Sollte die Lampe platzen, während sie angeschaltet ist – was nur sehr selten passiert – hilft die Bindung durch Amalgan nicht weiter. Dann gilt die Zusatzregel: Alle Türen zum Zimmer schließen, Fenster öffnen und den Raum für mindestens 15 Minuten verlassen! Und immer gilt: Die Lampenreste sorgfältig mit einer steifen Pappe auf einem Stück Papier zusammenkehren oder mit Klebeband aufnehmen, dann die Stelle, an der die Lampe zerbrach, mit einem kleinen nassen Lappen reinigen. Die Lampenreste, Pappe, Klebeband und Lappen dann in ein Schraubglas zu stecken, dieses verschließen und mit einem Zettel „Achtung, kann Quecksilberreste von Energiesparlampen enthalten“ bei den kommunalen Entsorgungsstellen abliefern. So empfiehlt es zumindest die amerikanische Umweltbehörde EPA. Gegen Bruch und Quecksilberemissionen kann man sich zusätzlich schützen, indem man ausschließlich Energiesparlampen kauft, die mit einer zweiten bruchsicheren Glashülle geschützt sind. Solche Leuchten haben die Form einer normalen Glühbirne – der innen liegende Leuchtstab ist nicht mehr sichtbar.

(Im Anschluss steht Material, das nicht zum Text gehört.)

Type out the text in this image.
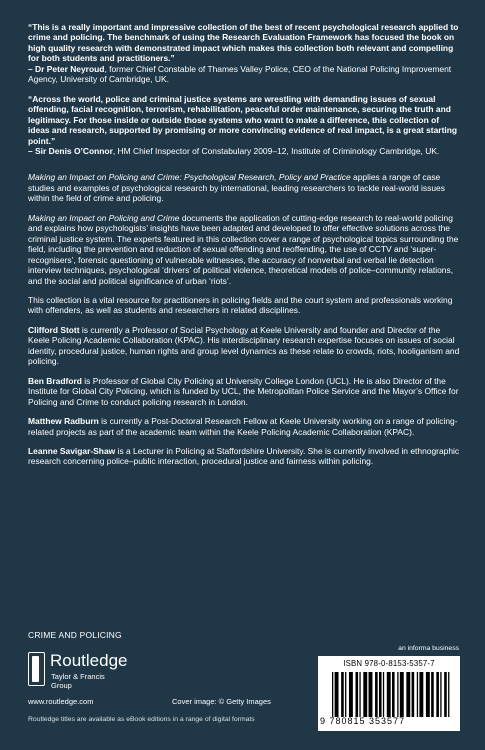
“This is a really important and impressive collection of the best of recent psychological research applied to crime and policing. The benchmark of using the Research Evaluation Framework has focused the book on high quality research with demonstrated impact which makes this collection both relevant and compelling for both students and practitioners.”

– Dr Peter Neyroud, former Chief Constable of Thames Valley Police, CEO of the National Policing Improvement Agency, University of Cambridge, UK.

“Across the world, police and criminal justice systems are wrestling with demanding issues of sexual offending, facial recognition, terrorism, rehabilitation, peaceful order maintenance, securing the truth and legitimacy. For those inside or outside those systems who want to make a difference, this collection of ideas and research, supported by promising or more convincing evidence of real impact, is a great starting point.”

– Sir Denis O’Connor, HM Chief Inspector of Constabulary 2009–12, Institute of Criminology Cambridge, UK.

Making an Impact on Policing and Crime: Psychological Research, Policy and Practice applies a range of case studies and examples of psychological research by international, leading researchers to tackle real-world issues within the field of crime and policing.

Making an Impact on Policing and Crime documents the application of cutting-edge research to real-world policing and explains how psychologists’ insights have been adapted and developed to offer effective solutions across the criminal justice system. The experts featured in this collection cover a range of psychological topics surrounding the field, including the prevention and reduction of sexual offending and reoffending, the use of CCTV and ‘super-recognisers’, forensic questioning of vulnerable witnesses, the accuracy of nonverbal and verbal lie detection interview techniques, psychological ‘drivers’ of political violence, theoretical models of police–community relations, and the social and political significance of urban ‘riots’.

This collection is a vital resource for practitioners in policing fields and the court system and professionals working with offenders, as well as students and researchers in related disciplines.

Clifford Stott is currently a Professor of Social Psychology at Keele University and founder and Director of the Keele Policing Academic Collaboration (KPAC). His interdisciplinary research expertise focuses on issues of social identity, procedural justice, human rights and group level dynamics as these relate to crowds, riots, hooliganism and policing.

Ben Bradford is Professor of Global City Policing at University College London (UCL). He is also Director of the Institute for Global City Policing, which is funded by UCL, the Metropolitan Police Service and the Mayor’s Office for Policing and Crime to conduct policing research in London.

Matthew Radburn is currently a Post-Doctoral Research Fellow at Keele University working on a range of policing-related projects as part of the academic team within the Keele Policing Academic Collaboration (KPAC).

Leanne Savigar-Shaw is a Lecturer in Policing at Staffordshire University. She is currently involved in ethnographic research concerning police–public interaction, procedural justice and fairness within policing.

CRIME AND POLICING
Routledge
Taylor & Francis Group
www.routledge.com	Cover image: © Getty Images
an informa business
ISBN 978-0-8153-5357-7
9 780815 353577
Routledge titles are available as eBook editions in a range of digital formats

Wohin mit Energiesparlampen, die nicht mehr funktionieren?
Niemals die Energiesparlampe in den Hausmüll oder in den Glascontainer werfen! Denn sie enthält geringe Mengen giftigen Quecksilbers. Wenn Energiesparlampen im Hausmüll entsorgt werden, kann das darin enthaltene Quecksilber unkontrolliert in die Umwelt gelangen – spätestens in der Müllverbrennungsanlage.
In Deutschland nehmen öffentliche Entsorger (Wertstoff- und Recyclinghöfe, Schadstoffmobil) die Lampen kostenlos zurück und auch im Handel wächst die Zahl der Sammelstellen. Die Initiative „Sauberes Licht, sauber recycelt.“ setzt sich dafür ein, die Anzahl der Sammelstellen weiter auszubauen. Wo Verbrauchern ihre nächstgelegene Rücknahmestelle finden, erfahren sie in der postleitzahlengenauen Suche unter www.lichtzeichen.de/sammelstellen.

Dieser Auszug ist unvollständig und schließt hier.